Cultura & Attualità

BERLUSCONI SE NE VA?:look:
Messaggio del 22-11-2006 alle ore 15:49:34
sorry...nn avevo fatto caso al fatto che un post sull'argomento già c'era...
Messaggio del 22-11-2006 alle ore 15:43:08
speriamo che fini si sta alla casa se.....
Messaggio del 22-11-2006 alle ore 15:21:02

credo che ci sarà una spaccatura, con un ritorno del centro e fini probabilmente candidato

Messaggio del 22-11-2006 alle ore 15:19:23
TREMONTI è difficile...

credo che ci sarà una spaccatura, con un ritorno del centro e fini probabilmente candidato, con casini che si sposta al centro
Messaggio del 22-11-2006 alle ore 15:10:07
BRLUSCONI: NN HA PI§ VOGLIA DI FARE IL PREMIER
Don Gianni Baget Bozzo, ideologo di Forza Italia, intervistato da Affari, conferma l'intenzione del Cavaliere di lasciare. "Napolitano non vuole le elezioni, se cade Prodi larghe intese e Marini premier". E il successore di Berlusconi? "Tremonti o Fini, ma solo col Partito delle Libertà".
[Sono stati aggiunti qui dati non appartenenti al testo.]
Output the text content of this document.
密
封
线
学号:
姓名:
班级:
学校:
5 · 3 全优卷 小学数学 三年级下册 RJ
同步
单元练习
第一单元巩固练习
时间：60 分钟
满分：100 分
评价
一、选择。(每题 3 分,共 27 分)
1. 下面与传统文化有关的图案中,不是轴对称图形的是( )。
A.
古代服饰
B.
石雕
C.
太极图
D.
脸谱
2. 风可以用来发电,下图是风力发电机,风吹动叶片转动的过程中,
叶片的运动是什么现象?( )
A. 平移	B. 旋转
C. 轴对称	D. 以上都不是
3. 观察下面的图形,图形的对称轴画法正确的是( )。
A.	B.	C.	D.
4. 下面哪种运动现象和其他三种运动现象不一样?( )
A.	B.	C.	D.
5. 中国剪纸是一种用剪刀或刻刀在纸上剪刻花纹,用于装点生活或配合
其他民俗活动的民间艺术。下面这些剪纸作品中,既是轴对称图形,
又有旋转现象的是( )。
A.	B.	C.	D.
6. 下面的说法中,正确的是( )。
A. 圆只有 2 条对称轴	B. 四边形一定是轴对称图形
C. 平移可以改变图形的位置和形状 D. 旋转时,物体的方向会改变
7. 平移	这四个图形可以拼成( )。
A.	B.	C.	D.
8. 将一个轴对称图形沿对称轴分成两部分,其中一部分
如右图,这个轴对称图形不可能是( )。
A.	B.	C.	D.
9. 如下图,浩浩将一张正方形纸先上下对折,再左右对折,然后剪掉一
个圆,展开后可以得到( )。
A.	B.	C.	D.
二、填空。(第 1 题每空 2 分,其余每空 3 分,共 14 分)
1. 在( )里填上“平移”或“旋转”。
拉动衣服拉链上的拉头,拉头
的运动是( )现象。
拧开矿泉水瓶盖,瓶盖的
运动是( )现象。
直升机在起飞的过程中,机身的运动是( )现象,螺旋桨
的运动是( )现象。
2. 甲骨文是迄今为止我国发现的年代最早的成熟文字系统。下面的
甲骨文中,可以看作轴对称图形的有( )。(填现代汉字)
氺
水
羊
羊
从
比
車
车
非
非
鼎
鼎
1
Lei che lo conosce bene, pensa veramente che Silvio Berlusconi non desideri più tornare a Palazzo Chigi?
"Non ha più voglia di candidarsi come presidente del Consiglio".

Perché?
"Ritiene di aver fatto un buon governo ed è stato sconfitto. Quindi non ha più voglia. L'esperimento l'ha già fatto ed è finito".

Però...
"Vuole mantenere il ruolo di capo dell'opposizione".

E se il governo Prodi dovesse cadere?
"Qualora accadesse nei prossimi due anni, allora accetterebbe anche l'onere di ricandidarsi. Ma Berlusconi non ritiene che Prodi possa cadere e soprattutto pensa che Napolitano non sarebbe d'accordo con le elezioni antipate".

Quindi?
"Se dovesse rompersi il legame tra la sinistra riformista e quella radicale si andrebbe alle larghe intese e non allo scioglimento anticipato del Parlamento".

Allora qual è la strategia di Berlusconi?
"Se si votasse entro il 2008 accetterebbe l'onere, dopo toccherebbe ad altri, anche per questioni anagrafiche. Ma Berlusconi non pone nemmeno il problema della sua candidatura, perché ritiene che l'accesso a nuove elezioni sia bloccato. L'eventuale crisi del governo Prodi, visto l'orientamento del capo dello Stato, porterebbe solo alle larghe intese. E in questo caso il Cavaliere non sarebbe della partita".

il premier della Grande Coalizione?
"Marini, ovviamente. E' disposto a ricoprire quel ruolo".

Ma così non si brucerebbe per il Quirinale?
"Sarebbe obbligato a farlo. E' la persona adatta per un governo istituzionale. Con il presidente del Senato sarebbe un esecutivo ancora politico, ma bi-partigiano".

Tornando al Centrodestra, chi è il successore di Berlusconi?
"Tremonti è il più probabile, ma molto dipende da ciò che accadrà nei prossimi anni. Se invece si riuscisse a fare il Partito delle Libertà anche Fini avrebbe buone possibilità".

E Casini?
"Se mantiene la compatibilità con l'opposizione sì, ma se vota alcune leggi del governo cercando una rendita di posizione verso la Margherita diventa molto più difficile. La nuova legge elettorale andrà a rafforzare il maggioritario e quindi le forze dovranno accorparsi, mantenendo il bipolarismo. In quest'ottica Casini non può fare il gioco libero, si può differenziare nella tattica ma non nella strategia".

In Forza Italia c'è solo Tremonti?
"Assolutamente sì. Formigoni lo vedo molto lontano, Pisanu lo escludo proprio. Non si fa nemmeno il suo nome... paradossalmente è stato appannato dal successo che ha ottenuto come ministro dell'Interno".

La Lega abboccherà alle sirene dei Ds sul federalismo?
"Per carità. Ci sarà una trattativa per una maggiore autonomia della Lombardia e del Veneto, ma se ne occuperanno Formigoni e Galan. Non ci sono problemi con Bossi. Il Senatùr sta cavalcando troppo le proteste del Nord sulle tasse per essere complice del governo di sinistra. La Lega resterà nella CdL".